BAB IV RENCANA STRUKTUR RUANG WILAYAH Bagian Kesatu Umum Pasal 8 (1) Rencana struktur ruang wilayah kabupaten meliputi: a. sistem perkotaan; b. sistem jaringan transportasi; c. sistem jaringan energi; d. sistem jaringan telekomunikasi; e. sistem jaringan sumber daya air;dan f. sistem jaringan prasarana lingkungan (2) Rencana struktur ruang wilayah kabupaten digambarkan dalam peta dengan tingkat ketelitian skala 1 : 50.000 sebagaimana dimaksud pada lampiran I yang merupakan bagian tidak terpisahkan dari peraturan Daerah ini.
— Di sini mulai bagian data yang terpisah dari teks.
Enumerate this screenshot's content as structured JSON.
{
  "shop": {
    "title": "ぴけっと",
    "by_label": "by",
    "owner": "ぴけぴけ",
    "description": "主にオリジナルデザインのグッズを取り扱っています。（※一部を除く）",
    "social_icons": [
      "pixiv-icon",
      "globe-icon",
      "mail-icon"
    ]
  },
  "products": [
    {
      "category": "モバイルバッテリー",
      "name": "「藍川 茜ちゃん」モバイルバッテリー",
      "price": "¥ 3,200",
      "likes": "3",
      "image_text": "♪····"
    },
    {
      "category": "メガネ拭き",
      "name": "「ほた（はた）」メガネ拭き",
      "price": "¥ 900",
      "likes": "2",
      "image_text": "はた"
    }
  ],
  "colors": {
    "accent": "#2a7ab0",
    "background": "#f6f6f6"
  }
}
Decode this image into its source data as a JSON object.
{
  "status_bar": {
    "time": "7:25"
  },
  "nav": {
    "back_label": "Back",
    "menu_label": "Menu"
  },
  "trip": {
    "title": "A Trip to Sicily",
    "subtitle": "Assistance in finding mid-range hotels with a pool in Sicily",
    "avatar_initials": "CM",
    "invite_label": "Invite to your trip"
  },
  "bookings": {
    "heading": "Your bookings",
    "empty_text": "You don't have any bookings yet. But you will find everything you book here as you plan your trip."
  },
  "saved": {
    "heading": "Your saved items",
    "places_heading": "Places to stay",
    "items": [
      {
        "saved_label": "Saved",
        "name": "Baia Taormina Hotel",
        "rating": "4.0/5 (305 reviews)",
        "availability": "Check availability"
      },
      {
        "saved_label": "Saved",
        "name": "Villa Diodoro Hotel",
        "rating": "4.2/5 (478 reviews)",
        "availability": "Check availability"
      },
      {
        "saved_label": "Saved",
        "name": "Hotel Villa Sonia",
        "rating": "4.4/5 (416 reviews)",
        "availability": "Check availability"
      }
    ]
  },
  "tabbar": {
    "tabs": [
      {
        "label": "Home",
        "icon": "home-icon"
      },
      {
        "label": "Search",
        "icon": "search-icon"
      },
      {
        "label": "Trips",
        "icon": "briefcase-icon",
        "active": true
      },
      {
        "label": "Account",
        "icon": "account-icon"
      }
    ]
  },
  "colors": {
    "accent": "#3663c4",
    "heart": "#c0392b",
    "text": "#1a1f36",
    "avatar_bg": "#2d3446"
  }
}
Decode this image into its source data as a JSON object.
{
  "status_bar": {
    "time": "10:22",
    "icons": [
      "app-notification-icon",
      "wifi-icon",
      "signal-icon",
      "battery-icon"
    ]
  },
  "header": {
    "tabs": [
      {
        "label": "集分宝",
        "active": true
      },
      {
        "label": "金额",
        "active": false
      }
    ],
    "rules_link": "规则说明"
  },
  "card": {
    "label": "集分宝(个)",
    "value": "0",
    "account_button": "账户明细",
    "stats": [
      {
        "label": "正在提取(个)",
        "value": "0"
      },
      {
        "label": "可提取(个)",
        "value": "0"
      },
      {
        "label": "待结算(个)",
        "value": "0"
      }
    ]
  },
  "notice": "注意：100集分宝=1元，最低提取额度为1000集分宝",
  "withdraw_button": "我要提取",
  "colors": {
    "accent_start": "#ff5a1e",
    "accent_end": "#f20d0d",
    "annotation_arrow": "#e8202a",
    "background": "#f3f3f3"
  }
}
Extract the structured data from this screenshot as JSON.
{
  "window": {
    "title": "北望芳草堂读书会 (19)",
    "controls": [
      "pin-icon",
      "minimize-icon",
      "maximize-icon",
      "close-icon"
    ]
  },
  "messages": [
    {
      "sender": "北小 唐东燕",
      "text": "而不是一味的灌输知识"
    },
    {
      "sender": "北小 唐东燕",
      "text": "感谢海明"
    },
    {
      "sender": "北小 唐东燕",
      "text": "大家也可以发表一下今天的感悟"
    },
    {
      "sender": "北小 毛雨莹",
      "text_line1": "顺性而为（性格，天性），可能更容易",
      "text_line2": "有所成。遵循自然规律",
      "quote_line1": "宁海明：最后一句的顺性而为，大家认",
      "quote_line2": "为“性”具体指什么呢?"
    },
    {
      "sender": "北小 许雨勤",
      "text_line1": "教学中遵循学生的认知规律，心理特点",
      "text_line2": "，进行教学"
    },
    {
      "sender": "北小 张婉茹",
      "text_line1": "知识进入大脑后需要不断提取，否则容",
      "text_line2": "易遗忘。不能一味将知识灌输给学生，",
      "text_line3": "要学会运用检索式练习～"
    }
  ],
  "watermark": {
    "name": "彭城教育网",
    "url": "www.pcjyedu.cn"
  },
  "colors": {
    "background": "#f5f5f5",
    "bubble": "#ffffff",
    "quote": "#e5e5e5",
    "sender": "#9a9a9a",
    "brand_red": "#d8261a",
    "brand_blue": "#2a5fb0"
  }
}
Bagian Kedua Rencana Sistem Perkotaan Pasal 9 (1) Sistem perkotaan sebagaimana dimaksud dalam Pasal 8 ayat (1) huruf a terdiri atas: a. Pusat Kegiatan Lokal (PKL); b. Pusat Pelayanan Kawasan (PPK); dan c. Pusat Pelayanan Lingkungan (PPL). (2) Pusat Kegiatan Lokal (PKL) sebagaimana dimaksud pada Pasal 9 ayat (1) huruf a adalah kawasan perkotaan Gunungtua dengan fungsi sebagai pusat kegiatan pemerintahan, kesehatan, pendidikan, permukiman, perdagangan, jasa, perbankan, industri, transportasi dan pelayanan sosial masyarakat serta sebagai pintu gerbang perdagangan ke luar wilayah kabupaten; (3) Pusat Pelayanan Kawasan (PPK) sebagaimana dimaksud dalam Pasal 9 ayat (1) huruf b adalah kawasan perkotaan di desa Pasar Matanggor, Langkimat, Aek Godang dan Sipiongot dengan fungsi sebagai pusat pemerintahan, permukiman, kesehatan, pendidikan, perdagangan, jasa, industri dengan skala pelayanan kecamatan serta menunjang kota dan hirarki diatasnya. (4) Pusat Pelayanan Lingkungan (PPL) sebagaimana dimaksud pada Pasal 9 ayat (1) huruf c adalah Batu Gana, Portibi, Hutaimbaru, dan Pasar Simundol dengan fungsi sebagai sebagai pusat pemerintahan, permukiman, kesehatan, pendidikan, produksi perkebunan dan pertanian tanaman pangan dan holtikultura dengan skala pelayanan kecamatan serta menunjang kota dengan hirarki diatasnya.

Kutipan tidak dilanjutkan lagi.